"Optimizing Clinical Research Participant Selection Design with Informatics"

School of Information
Florida State University

499 Dirac Science Library


Clinical studies are conducted for testing the efficacy and safety of a treatment (e.g., medication, device, and procedure) for one or more medical conditions. Drug development is expensive and time consuming. The preclinical and clinical trial phase may take 7-17 years and cost hundreds of millions of dollars. Even though clinical trials have been widely accepted as a gold standard of modern medical research, many of them failed to balance the internal validity and external validity, thereby limiting the applicability of the trial results to the real-world population. The lack of population representativeness is one of the major issues that lead to poor generalizability. A study of the Southwest Oncology Group (SWOG) reported that although about 60% of new cases of cancer occur among older adults, they only comprise 25% of participants in cancer clinical trials. Previously work on assessing the population representativeness of clinical trials often compares the enrolled patients with a sample of real-world patients, which can be only done after the completion of the trial. To enable early detection of the population representativeness issue using clinical trial eligibility criteria, we have transformed the clinical study summaries on ClinicalTrials.gov into discrete study metadata and eligibility criteria variables.
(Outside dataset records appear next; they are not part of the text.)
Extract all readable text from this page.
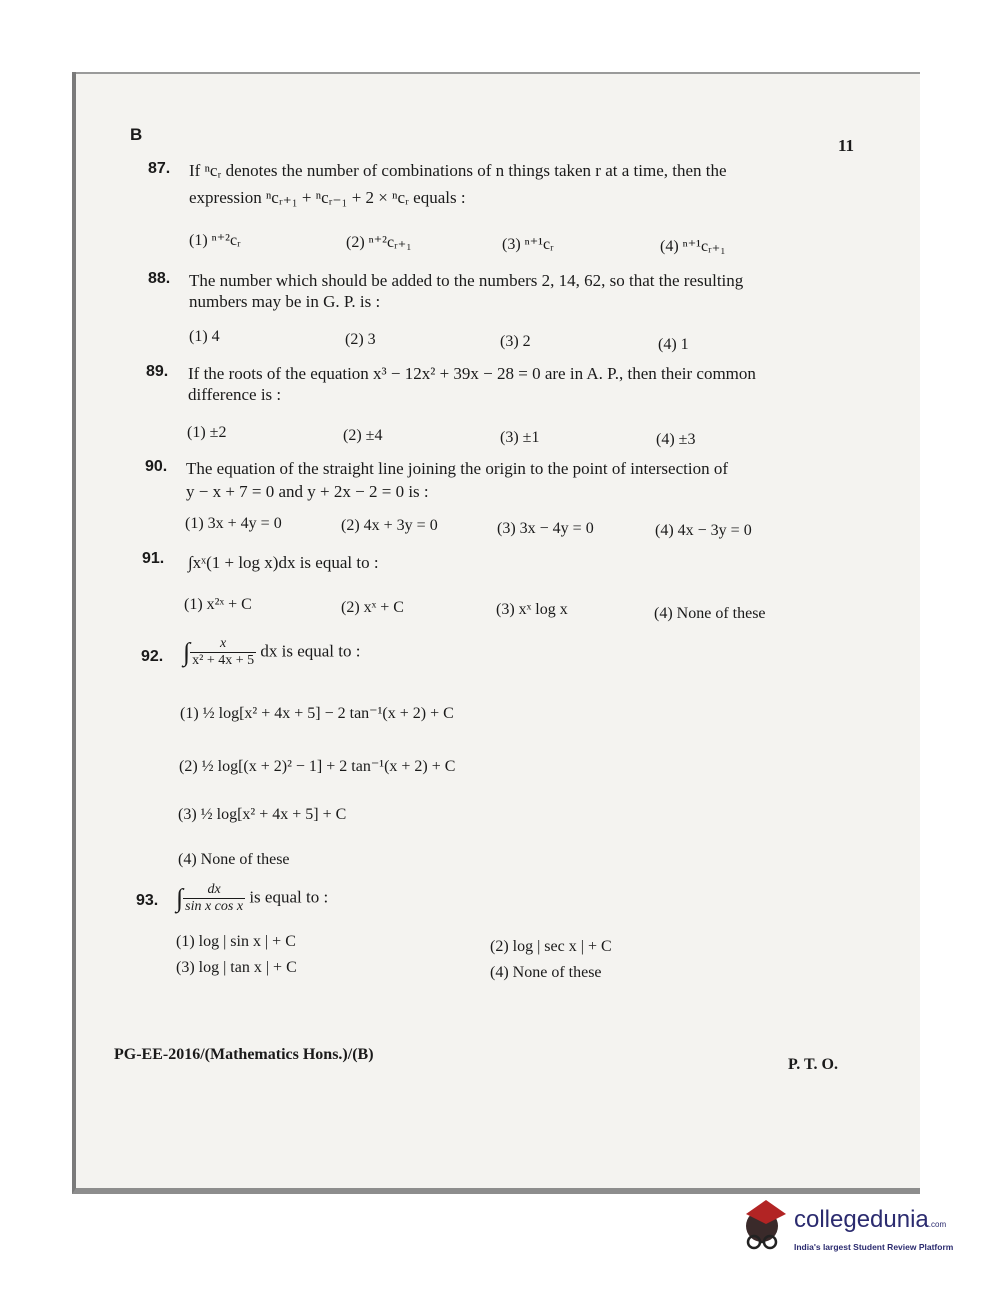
B
11
87. If ⁿcᵣ denotes the number of combinations of n things taken r at a time, then the
expression ⁿcᵣ₊₁ + ⁿcᵣ₋₁ + 2 × ⁿcᵣ equals :
(1) ⁿ⁺²cᵣ	(2) ⁿ⁺²cᵣ₊₁	(3) ⁿ⁺¹cᵣ	(4) ⁿ⁺¹cᵣ₊₁
88. The number which should be added to the numbers 2, 14, 62, so that the resulting
numbers may be in G. P. is :
(1) 4	(2) 3	(3) 2	(4) 1
89. If the roots of the equation x³ − 12x² + 39x − 28 = 0 are in A. P., then their common
difference is :
(1) ±2	(2) ±4	(3) ±1	(4) ±3
90. The equation of the straight line joining the origin to the point of intersection of
y − x + 7 = 0 and y + 2x − 2 = 0 is :
(1) 3x + 4y = 0	(2) 4x + 3y = 0	(3) 3x − 4y = 0	(4) 4x − 3y = 0
91. ∫xˣ(1 + log x)dx is equal to :
(1) x²ˣ + C	(2) xˣ + C	(3) xˣ log x	(4) None of these
92. ∫ $\frac{x}{\text{x² + 4x + 5}}$ dx is equal to :
(1) ½ log[x² + 4x + 5] − 2 tan⁻¹(x + 2) + C
(2) ½ log[(x + 2)² − 1] + 2 tan⁻¹(x + 2) + C
(3) ½ log[x² + 4x + 5] + C
(4) None of these
93. ∫ $\frac{dx}{\text{sin x cos x}}$ is equal to :
(1) log | sin x | + C	(2) log | sec x | + C
(3) log | tan x | + C	(4) None of these
PG-EE-2016/(Mathematics Hons.)/(B)
P. T. O.
collegedunia.com
India's largest Student Review Platform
We have built a web-based visual analytic tool named VITTA (http://is.gd/VITTA) to show how studies vary in their study populations with respect to study traits, one at a time. With a quantitative metric called Generalizability Index for Study Traits (GIST), we have assessed the population representativeness of type 2 diabetes trials and colorectal cancer treatment trials using patient data in a national survey and the electronic health records. We have further extended the GIST metric in a multivariate setting to allow investigators quantify the population representativeness of clinical studies with the joint use of multiple study traits simultaneously. Recently, we developed a free-text eligibility criteria parser to investigate the restrictiveness of qualitative eligibility criteria with temporal constraints. Informatics methods that leverage electronic data have the potential to facilitate data-driven optimization of clinical research participation selection design towards balanced internal validity and external validity.